Thursday, March 20, 2008

THE KILLING ROOM by Peter May (Thomas Dunne)

Autopsies are considered gruesome for most of us, but 18 bodies in a mass grave in Shanghai chill even the professionals—these bodies appear to have been autopsied while alive. The grisly murders appear tied to an unsolved case in Beijing, so the whole mess becomes the responsibility of Beijing Detective Li Yan. He calls for the help of his estranged lover, American pathologist Margaret Campbell and the hunt is on. If the case were not difficult enough, the young deputy head of Shanghai's serious crime squad sets her eyes on Li, Margaret is just back from burying her father, and Li's young niece is kidnapped.

This was my first Peter May read, but it certainly won't be my last! I enjoyed the portrayal of China and its customs and being with characters who, while flawed, are good people performing badly under pressure.

GUN SHY by Donna Ball (Signet)

If you like dogs, mysteries, and stories set in the North Carolina mountains, you'll like this one. Raine Stockton has many parts: kennel owner, consultant for the Forest Service, dog trainer for search and rescue operations, wife, and full-time dog lover. Her two-time marriage with Deputy Sheriff Buck is loose, but ardent during on-again times, and that relationship is one reason she is called into emergencies for search and rescue operations. She is now called to resuce a trapped and wild-with-terror dog who's ferociously barking in a remote and unused cabin. If she can't help this Labrador Retriever, he will need to be shot. He's frantic because the body of his murdered mistress is in the bedroom of the cabin and the dog has been in there for several days. Dog lovers will understand the depth of this dog's pain and suffering.
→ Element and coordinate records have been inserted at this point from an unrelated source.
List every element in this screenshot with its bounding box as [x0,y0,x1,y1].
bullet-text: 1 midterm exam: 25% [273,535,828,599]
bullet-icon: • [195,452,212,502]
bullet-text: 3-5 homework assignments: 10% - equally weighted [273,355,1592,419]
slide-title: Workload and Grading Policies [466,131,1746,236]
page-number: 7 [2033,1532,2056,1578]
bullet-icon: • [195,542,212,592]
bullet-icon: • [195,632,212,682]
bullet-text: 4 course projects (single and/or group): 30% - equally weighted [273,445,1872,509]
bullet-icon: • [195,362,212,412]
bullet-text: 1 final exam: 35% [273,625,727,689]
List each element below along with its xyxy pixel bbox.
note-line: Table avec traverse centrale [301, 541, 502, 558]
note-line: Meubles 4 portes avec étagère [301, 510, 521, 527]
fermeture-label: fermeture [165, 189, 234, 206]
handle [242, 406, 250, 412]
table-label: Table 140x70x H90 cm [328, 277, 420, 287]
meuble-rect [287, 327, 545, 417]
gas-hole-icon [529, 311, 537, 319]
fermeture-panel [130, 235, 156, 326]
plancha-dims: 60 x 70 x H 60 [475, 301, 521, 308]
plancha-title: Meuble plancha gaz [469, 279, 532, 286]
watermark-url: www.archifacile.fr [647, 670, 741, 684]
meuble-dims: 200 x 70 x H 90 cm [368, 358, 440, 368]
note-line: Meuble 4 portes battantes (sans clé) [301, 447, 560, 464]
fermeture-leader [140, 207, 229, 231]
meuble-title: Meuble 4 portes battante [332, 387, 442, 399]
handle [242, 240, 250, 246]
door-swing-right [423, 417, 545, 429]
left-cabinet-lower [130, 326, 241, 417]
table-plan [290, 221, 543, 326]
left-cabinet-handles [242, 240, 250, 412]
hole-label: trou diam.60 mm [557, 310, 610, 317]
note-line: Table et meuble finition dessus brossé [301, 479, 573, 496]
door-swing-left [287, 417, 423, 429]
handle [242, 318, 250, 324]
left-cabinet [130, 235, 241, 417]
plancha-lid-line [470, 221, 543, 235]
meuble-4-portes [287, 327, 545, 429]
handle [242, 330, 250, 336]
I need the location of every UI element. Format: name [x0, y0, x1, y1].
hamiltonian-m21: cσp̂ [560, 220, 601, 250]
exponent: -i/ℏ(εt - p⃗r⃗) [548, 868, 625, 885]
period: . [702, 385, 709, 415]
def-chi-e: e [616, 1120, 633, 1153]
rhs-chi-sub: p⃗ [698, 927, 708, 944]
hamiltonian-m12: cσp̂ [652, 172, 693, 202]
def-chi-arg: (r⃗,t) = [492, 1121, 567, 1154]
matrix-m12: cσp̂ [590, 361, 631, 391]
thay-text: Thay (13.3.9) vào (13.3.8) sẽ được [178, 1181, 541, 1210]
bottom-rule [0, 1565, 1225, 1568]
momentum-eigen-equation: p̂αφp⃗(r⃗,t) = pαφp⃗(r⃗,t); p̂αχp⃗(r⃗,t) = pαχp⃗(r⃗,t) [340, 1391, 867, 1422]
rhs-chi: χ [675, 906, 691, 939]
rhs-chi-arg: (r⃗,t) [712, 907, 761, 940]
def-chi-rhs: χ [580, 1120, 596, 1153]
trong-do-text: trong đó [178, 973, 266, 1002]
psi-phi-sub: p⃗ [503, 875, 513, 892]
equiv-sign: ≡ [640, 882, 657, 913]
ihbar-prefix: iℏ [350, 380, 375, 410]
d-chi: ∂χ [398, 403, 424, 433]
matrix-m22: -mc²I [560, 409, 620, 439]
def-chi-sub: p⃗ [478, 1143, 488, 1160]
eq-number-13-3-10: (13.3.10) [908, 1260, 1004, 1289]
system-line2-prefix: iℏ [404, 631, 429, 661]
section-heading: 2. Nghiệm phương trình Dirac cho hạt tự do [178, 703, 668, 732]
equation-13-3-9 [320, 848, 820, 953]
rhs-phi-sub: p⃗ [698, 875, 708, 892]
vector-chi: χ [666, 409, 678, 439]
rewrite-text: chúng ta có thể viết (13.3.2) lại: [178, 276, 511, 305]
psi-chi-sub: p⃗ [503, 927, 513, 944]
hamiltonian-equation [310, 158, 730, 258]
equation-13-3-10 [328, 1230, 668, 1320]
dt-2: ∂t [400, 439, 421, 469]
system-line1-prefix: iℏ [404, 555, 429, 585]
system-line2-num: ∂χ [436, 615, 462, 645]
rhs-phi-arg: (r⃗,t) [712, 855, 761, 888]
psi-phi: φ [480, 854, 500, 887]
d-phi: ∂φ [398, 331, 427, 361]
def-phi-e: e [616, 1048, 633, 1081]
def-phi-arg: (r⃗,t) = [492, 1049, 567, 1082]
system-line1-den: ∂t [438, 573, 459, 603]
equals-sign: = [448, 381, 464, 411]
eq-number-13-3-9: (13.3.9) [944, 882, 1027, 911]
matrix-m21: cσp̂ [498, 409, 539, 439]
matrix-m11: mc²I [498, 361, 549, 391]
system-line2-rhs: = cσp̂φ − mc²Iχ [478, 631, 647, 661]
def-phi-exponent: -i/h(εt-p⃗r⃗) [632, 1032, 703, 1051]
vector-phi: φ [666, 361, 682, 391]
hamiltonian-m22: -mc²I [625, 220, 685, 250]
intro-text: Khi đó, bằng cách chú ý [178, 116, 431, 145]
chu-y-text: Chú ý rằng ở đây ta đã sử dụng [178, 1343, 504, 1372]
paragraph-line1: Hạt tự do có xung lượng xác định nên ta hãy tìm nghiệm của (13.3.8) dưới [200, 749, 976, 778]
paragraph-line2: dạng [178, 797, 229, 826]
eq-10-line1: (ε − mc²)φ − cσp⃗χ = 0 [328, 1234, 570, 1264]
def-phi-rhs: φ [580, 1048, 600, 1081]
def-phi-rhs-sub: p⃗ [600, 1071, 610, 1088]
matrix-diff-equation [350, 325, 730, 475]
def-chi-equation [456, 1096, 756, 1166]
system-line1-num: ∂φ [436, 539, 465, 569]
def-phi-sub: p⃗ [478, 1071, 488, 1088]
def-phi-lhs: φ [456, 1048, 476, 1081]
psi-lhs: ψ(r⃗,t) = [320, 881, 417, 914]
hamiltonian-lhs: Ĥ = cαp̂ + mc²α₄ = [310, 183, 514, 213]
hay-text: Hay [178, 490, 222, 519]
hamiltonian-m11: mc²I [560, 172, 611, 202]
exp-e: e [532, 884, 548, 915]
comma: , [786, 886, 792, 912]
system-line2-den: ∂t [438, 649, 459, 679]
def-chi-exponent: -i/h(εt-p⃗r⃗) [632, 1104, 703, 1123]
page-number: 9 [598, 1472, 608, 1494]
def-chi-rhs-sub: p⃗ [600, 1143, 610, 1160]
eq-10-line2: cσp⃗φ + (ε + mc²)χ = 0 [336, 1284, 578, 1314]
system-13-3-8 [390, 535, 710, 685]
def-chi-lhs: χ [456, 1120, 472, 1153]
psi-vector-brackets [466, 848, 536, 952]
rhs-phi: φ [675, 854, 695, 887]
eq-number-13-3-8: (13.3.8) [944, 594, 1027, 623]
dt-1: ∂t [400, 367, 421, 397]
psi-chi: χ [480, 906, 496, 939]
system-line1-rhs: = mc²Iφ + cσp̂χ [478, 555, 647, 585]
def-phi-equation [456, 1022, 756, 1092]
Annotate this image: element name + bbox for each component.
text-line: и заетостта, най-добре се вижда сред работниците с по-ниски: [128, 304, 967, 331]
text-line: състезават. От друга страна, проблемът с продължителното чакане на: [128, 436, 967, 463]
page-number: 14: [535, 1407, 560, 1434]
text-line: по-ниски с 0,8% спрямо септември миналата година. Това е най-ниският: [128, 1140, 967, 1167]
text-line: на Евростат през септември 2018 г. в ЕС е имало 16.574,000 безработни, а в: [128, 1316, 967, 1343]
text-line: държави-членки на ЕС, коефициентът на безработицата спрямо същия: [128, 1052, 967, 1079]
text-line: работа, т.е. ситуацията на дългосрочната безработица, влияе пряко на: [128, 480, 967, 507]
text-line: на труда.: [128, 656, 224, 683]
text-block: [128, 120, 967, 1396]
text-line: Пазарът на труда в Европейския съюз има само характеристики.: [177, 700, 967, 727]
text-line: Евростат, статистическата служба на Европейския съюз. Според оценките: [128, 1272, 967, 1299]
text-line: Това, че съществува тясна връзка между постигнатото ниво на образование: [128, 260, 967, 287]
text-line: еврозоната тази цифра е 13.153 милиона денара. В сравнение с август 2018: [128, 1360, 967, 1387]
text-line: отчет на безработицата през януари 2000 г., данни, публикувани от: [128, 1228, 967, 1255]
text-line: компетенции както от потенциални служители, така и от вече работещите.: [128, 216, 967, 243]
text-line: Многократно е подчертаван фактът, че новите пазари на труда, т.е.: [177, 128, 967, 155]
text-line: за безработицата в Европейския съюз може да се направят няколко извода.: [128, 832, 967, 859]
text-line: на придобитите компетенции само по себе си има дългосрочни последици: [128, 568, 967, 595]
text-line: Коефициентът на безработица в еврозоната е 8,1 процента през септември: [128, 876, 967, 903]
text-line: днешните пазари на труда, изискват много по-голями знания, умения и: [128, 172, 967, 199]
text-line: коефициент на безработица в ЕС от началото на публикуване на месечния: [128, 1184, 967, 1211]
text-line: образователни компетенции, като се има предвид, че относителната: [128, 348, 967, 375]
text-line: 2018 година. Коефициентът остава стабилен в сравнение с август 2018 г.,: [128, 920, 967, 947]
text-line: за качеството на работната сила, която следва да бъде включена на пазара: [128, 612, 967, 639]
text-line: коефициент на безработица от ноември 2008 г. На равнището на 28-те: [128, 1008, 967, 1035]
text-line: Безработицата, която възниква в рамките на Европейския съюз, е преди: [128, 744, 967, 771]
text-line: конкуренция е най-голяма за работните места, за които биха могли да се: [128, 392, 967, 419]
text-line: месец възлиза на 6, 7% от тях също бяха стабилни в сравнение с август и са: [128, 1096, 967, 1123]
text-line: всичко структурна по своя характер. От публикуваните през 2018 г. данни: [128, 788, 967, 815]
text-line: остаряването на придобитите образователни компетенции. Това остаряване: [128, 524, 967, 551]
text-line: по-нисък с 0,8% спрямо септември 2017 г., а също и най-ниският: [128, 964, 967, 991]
The plot in this mystery is good with a surprise ending that couldn't be imagined. The labyrinthine trail to owner's identity is interesting. While superbly trained, the dog is understandably gun shy. The cast of characters in this small town is interesting, the plot is good, and the descriptions of the mountains during peak leaf season is great. This is a quick, satisfying read-especially on a cold North Carolina day.